BLACK SOCIAL HISTORY Henry McNeal Turner (1834-1915), African American leader and a bishop of the African Methodist Episcopal Church, argued for African American emigration to Africa.
Henry M. Turner was born free near Abbeville, S.C., on Feb. 1, 1834. Unable to go to school because of state laws, he was "apprenticed" in local cotton fields but ran away and found a job as sweeper in a law office. The young clerks surreptitiously taught him to read and write. He was converted to Christianity and at age 20 was licensed as a traveling evangelist for the Methodist Episcopal Church, South. He preached to white and black audiences throughout the South until 1858. When he learned of the all-black African Methodist Episcopal Church (AME), he joined it.

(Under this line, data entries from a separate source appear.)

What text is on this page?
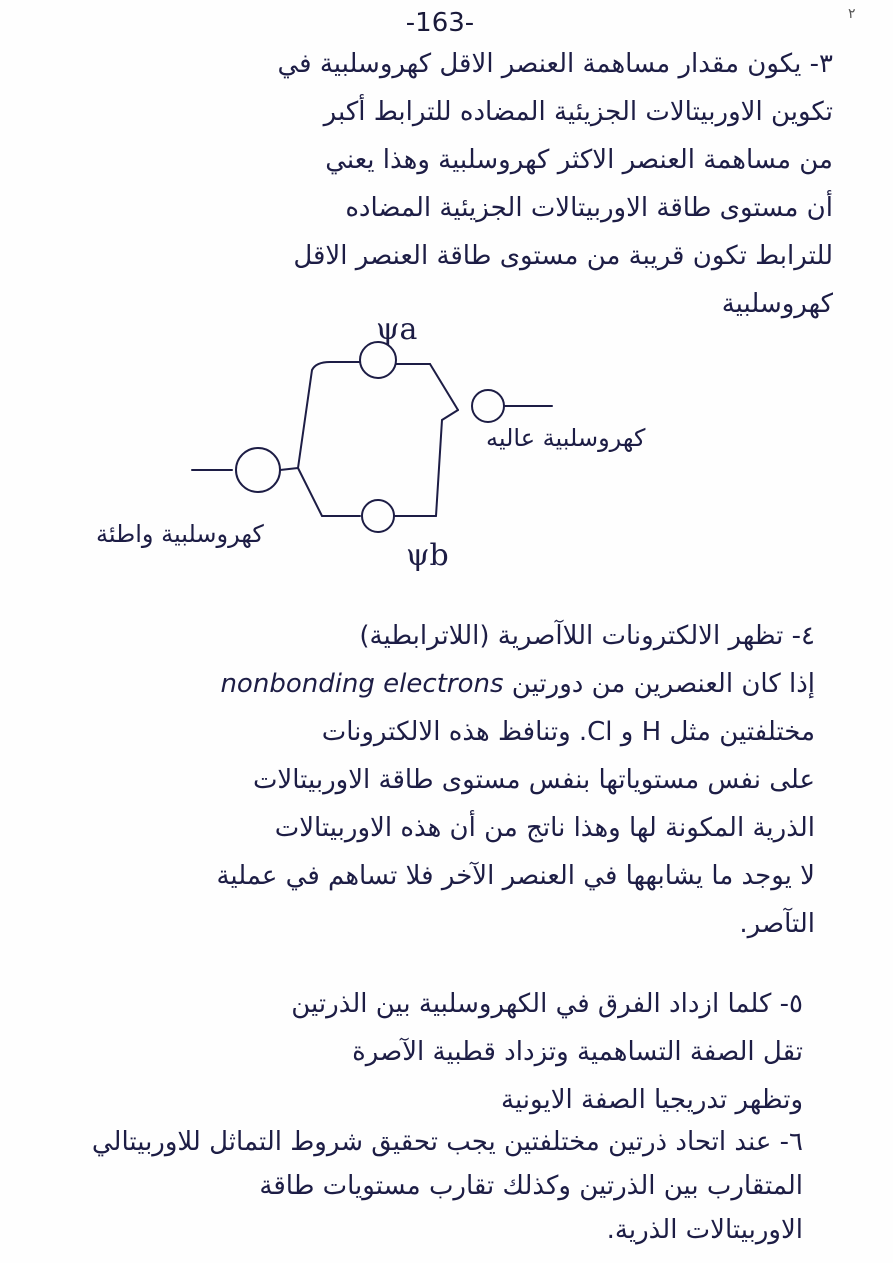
-163-	٢

٣- يكون مقدار مساهمة العنصر الاقل كهروسلبية في

تكوين الاوربيتالات الجزيئية المضاده للترابط أكبر

من مساهمة العنصر الاكثر كهروسلبية وهذا يعني

أن مستوى طاقة الاوربيتالات الجزيئية المضاده

للترابط تكون قريبة من مستوى طاقة العنصر الاقل

كهروسلبية

ψa
ψb
كهروسلبية عاليه
كهروسلبية واطئة

٤- تظهر الالكترونات اللاآصرية (اللاترابطية)

إذا كان العنصرين من دورتين nonbonding electrons

مختلفتين مثل H و Cl. وتنافظ هذه الالكترونات

على نفس مستوياتها بنفس مستوى طاقة الاوربيتالات

الذرية المكونة لها وهذا ناتج من أن هذه الاوربيتالات

لا يوجد ما يشابهها في العنصر الآخر فلا تساهم في عملية

التآصر.

٥- كلما ازداد الفرق في الكهروسلبية بين الذرتين

تقل الصفة التساهمية وتزداد قطبية الآصرة

وتظهر تدريجيا الصفة الايونية

٦- عند اتحاد ذرتين مختلفتين يجب تحقيق شروط التماثل للاوربيتالي

المتقارب بين الذرتين وكذلك تقارب مستويات طاقة

الاوربيتالات الذرية.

In Baltimore, Turner studied languages and Scripture as well as his new Church. In 1862 he moved to a church in Washington, D.C. His fiery sermons earned him the title "Black Spurgeon" (a reference to a famous English sermonizer of the day). Congressmen attended his preaching, and Turner frequented the Capitol to watch politicians in action. After emancipation of the slaves in 1863, he agitated for putting black troops into the Civil War and was commissioned the first black chaplain in the Union Army.

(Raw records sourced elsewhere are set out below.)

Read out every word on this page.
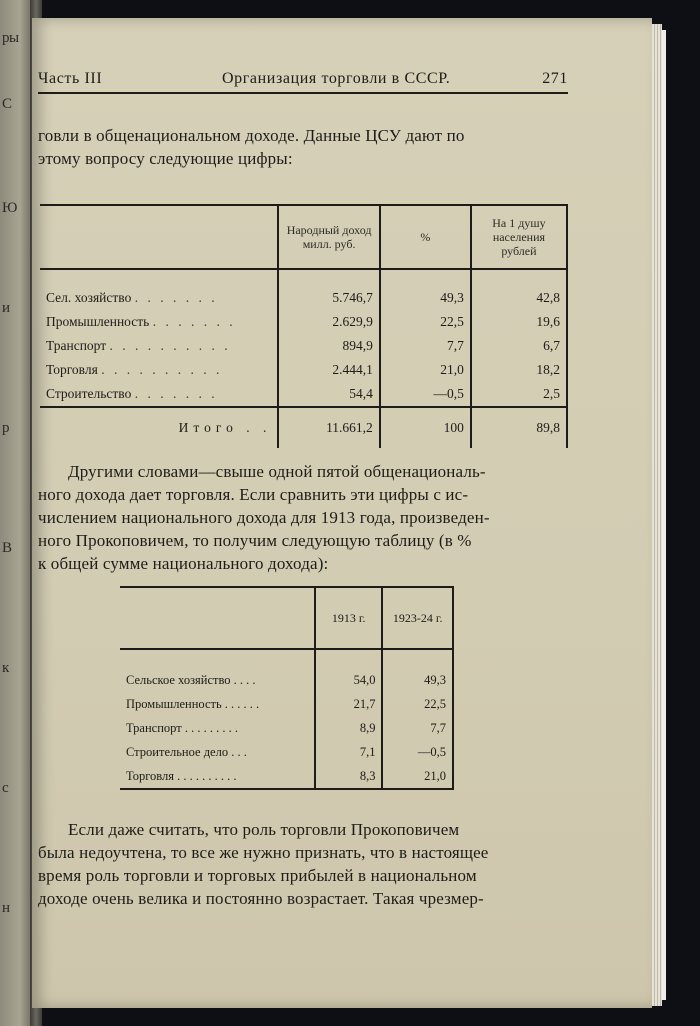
ры
C
Ю
и
p
В
к
с
н
Часть III	Организация торговли в СССР.	271
говли в общенациональном доходе. Данные ЦСУ дают по
этому вопросу следующие цифры:
	Народный доход милл. руб.	%	На 1 душу населения рублей

Сел. хозяйство . . . . . . .	5.746,7	49,3	42,8
Промышленность . . . . . . .	2.629,9	22,5	19,6
Транспорт . . . . . . . . . .	894,9	7,7	6,7
Торговля . . . . . . . . . .	2.444,1	21,0	18,2
Строительство . . . . . . .	54,4	—0,5	2,5
Итого . .	11.661,2	100	89,8
Другими словами—свыше одной пятой общенациональ-
ного дохода дает торговля. Если сравнить эти цифры с ис-
числением национального дохода для 1913 года, произведен-
ного Прокоповичем, то получим следующую таблицу (в %
к общей сумме национального дохода):
	1913 г.	1923-24 г.

Сельское хозяйство . . . .	54,0	49,3
Промышленность . . . . . .	21,7	22,5
Транспорт . . . . . . . . .	8,9	7,7
Строительное дело . . .	7,1	—0,5
Торговля . . . . . . . . . .	8,3	21,0
Если даже считать, что роль торговли Прокоповичем
была недоучтена, то все же нужно признать, что в настоящее
время роль торговли и торговых прибылей в национальном
доходе очень велика и постоянно возрастает. Такая чрезмер-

After the war Turner was assigned to the Freedmen's Bureau in Georgia, but he resigned to recruit blacks for his Church and, later, to organize them for the Republican party. He participated in the Georgia constitutional convention of 1868 and later was elected to the legislature. When blacks were refused their seats in the legislature, Turner was appointed postmaster at Macon, Ga., and then a customs inspector at Savannah. Meanwhile, in 1876, he was elected manager of the AME Book Concern, and in 1880 he was elected one of a dozen bishops in the Church.

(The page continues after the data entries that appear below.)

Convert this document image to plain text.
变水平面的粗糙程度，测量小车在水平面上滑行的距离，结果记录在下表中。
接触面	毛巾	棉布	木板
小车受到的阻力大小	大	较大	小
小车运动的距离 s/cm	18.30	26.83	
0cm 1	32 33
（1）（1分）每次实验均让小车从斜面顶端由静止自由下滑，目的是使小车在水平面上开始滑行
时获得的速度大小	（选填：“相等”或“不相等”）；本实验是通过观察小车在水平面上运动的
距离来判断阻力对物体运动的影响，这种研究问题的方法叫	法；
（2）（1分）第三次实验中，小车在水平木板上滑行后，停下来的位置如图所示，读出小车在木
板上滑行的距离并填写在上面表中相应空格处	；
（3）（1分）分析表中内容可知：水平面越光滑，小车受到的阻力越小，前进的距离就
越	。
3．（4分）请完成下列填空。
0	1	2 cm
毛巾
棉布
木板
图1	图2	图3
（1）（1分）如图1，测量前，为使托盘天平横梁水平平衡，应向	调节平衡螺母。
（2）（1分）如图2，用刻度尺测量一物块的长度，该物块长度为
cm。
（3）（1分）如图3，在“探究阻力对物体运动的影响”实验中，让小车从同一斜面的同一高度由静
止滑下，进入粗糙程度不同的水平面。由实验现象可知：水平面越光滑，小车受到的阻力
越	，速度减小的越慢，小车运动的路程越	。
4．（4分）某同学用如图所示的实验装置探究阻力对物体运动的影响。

Turner was interested in Africa as a potential homeland for African Americans. His experiences in Reconstruction politics disillusioned him with white America, and after 1868 he urged talented young blacks to establish a nation in Africa which would give pride and encouragement to blacks everywhere. His writings and speeches in favor of pan-African nationalism and his scathing attacks on white racism antagonized many middle-class blacks but inspired many black farmers.
Turner wrote for Church and public newspapers. In Atlanta he founded the Southern Recorder (1888), the Voice of Missions (1892), and the Voice of the People (1901). He also published a catechism, a hymnal, and The Genius and Theory of Methodist Polity (1885). When the U.S. Supreme Court struck down the Reconstruction civil rights laws in 1883, he issued a blistering attack in The Barbarous Decisionof the Supreme Court…, revised as The Black Man's Doom (1896).
During the 1890s Turner visited Africa four times to supervise Church work and publicize emigration. In 1893 he summoned a national convention of Afro-American leaders to protest lynching and political attacks on blacks and get support for his emigration schemes. However, Turner's appeals were heeded only by poor blacks who could neither afford passage to Africa nor support themselves there. He continued his agitation, attracting nationwide attention in 1906, when he reportedly called the American flag a "dirty rag." He died in Windsor, Ontario, on May 8, 1915.